Queremos ter uma componente de edição de DVD de espectáculos filmados aqui, com lançamentos. Fizemos isso com Maldoror que está no mercado e algumas edições a nível discográfico. Queremos criar coisas que também fiquem, criar relações com os criativos e artistas, a nível nacional e internacional. Temos provas que temos capacidade para isso mesmo a nível internacional.
Há uma marca autoral na sua programação, que já mantinha na Casa das Artes de Famalicão e que trouxe para o Theatro Circo?
Tento conquistar o meu espaço de liberdade com escolhas que depois servem de referência. Não no sentido de divulgar o nome de Paulo Brandão por tudo o que é sítio, mas gosto que as pessoas reconheçam que tenho capacidade e vou programando coisas que funcionam. Penso que não é com necessidade autoral. Importa é que a estrutura do Theatro Circo funcione e continue a trabalhar independentemente de ser ou não Paulo Brandão o director artístico.
Programa porquê?
Talvez programe porque delegue nos artistas que trago aquilo que gostaria de fazer. Gostaria de ser a suma dos artistas que trago a 100 por cento. Por exemplo, se trago cá a Kaki King é porque me reconheço no que ela está a fazer.
A programação é um exercício de crítica em relação à sociedade?
Absolutamente. Acho que é esse o aspecto mais importante. Acaba por ser um pouco o papel dos ditadores Muitas vezes ditamos aquilo que achamos que deve ser, mas também devemos ter o bom senso de perceber se estamos errados.
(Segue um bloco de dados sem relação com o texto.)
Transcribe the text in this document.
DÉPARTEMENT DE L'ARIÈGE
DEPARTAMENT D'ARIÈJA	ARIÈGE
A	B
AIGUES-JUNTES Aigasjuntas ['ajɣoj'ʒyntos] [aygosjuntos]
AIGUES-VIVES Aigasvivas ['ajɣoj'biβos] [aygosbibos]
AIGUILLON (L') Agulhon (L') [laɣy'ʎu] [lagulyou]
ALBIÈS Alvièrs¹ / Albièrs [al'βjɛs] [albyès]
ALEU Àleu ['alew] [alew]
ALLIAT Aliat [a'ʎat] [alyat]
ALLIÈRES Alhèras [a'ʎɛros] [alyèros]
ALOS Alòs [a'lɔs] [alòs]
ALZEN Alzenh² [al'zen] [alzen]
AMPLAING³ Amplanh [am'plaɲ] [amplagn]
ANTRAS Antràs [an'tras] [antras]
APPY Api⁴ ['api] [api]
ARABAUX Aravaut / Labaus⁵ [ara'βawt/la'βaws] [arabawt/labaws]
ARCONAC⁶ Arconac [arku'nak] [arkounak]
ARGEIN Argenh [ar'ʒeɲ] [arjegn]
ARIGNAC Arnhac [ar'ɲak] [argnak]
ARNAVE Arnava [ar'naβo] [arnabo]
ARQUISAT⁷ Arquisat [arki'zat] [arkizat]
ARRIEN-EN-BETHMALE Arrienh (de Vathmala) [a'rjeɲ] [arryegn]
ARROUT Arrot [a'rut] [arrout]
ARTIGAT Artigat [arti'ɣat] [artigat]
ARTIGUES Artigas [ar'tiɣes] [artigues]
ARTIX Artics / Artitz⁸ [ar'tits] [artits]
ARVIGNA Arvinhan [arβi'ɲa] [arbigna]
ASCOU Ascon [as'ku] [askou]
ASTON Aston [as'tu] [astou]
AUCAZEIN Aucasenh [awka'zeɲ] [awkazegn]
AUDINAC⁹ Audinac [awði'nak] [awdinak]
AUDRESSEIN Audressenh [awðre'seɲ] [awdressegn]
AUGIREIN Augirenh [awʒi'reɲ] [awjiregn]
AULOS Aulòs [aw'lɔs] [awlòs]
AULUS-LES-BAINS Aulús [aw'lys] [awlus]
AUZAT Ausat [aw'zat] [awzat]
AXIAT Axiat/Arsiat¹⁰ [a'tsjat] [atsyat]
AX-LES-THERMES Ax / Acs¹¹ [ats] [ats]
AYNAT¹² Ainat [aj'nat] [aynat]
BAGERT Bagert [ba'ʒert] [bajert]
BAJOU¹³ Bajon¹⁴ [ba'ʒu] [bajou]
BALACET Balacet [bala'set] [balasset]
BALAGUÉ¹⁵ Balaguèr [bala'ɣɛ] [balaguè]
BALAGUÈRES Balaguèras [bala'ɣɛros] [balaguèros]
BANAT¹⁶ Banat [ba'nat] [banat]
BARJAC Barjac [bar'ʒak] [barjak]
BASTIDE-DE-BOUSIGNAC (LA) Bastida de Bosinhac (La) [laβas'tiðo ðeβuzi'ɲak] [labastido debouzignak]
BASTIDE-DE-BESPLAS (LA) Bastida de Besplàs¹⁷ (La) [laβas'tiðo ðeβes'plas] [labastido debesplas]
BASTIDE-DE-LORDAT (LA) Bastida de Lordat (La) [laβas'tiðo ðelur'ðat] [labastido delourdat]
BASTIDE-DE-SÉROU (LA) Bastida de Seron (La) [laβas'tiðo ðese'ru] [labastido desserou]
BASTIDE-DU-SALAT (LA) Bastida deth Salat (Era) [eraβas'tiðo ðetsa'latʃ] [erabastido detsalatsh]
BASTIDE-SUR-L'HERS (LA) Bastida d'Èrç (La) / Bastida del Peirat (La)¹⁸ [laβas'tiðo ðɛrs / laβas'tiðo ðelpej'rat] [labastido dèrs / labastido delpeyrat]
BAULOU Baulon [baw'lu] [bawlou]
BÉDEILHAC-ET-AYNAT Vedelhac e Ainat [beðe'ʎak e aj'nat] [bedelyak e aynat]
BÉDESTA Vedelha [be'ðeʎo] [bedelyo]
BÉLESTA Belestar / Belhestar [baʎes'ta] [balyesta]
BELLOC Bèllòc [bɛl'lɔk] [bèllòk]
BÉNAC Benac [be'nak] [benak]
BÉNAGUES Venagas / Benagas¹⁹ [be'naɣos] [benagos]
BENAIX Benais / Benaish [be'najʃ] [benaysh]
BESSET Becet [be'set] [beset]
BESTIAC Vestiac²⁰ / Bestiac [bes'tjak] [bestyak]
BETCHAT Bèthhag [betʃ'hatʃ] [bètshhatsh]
O facto é que a realidade de determinados espectáculos ou ciclos funciona de forma diferente em cada cidade e na relação entre as pessoas. Se não for uma sociedade aberta, então vamos "abrir portas". A ideia é precisamente a de abrir, permitir, deixar fluir... Agora, não podemos ter a veleidade de pensar que vamos alterar comportamentos. Temos de ler a cidade e acredito que Braga tenha beneficiado e melhorado socialmente com o aparecimento do Theatro Circo.
Sente-se um ditador?
Não. Quando a minha vinda para cá foi divulgada em termos mediáticos, saíram algumas crónicas e textos em que eu parecia uma espécie de Messias, para usar um termo de Braga que tem uma componente religiosa muito forte. A dada altura perguntaram-me: não programa artistas de Braga? Respondi: onde estão? Isto não é uma máquina de fazer artistas ou criadores. É preciso trabalhar e permitir que haja uma continuidade. Neste momento, se formos apontar 20 esperanças para a música nacional encontramos seis a oito bandas de Braga, porque a autarquia criou condições - no Parque de Exposições - para ensaios. Neste momento, alguns grupos estão aí com muita força, como os Monstro Mau, Mundo Cão, Smix Smox Smux, Peixe: Avião, At Freddy's House, Astro Boy, VortexSoundTech. Foram-lhes dadas condições de trabalho e isso tem certamente reflexos.
Também acredito que é necessário criar condições para o aparecimento de criadores. Alguns países fazem-no muito bem. Por exemplo, na Finlândia, a Finish Music Information Center (Fimic), uma associação ligada aos direitos de autor, trabalha e divulga os artistas nacionais. Se eu quiser trazer alguma das suas bandas não pago cachet e as viagens estão pagas. Isso só é possível porque o Estado investe ou cria meios para tal.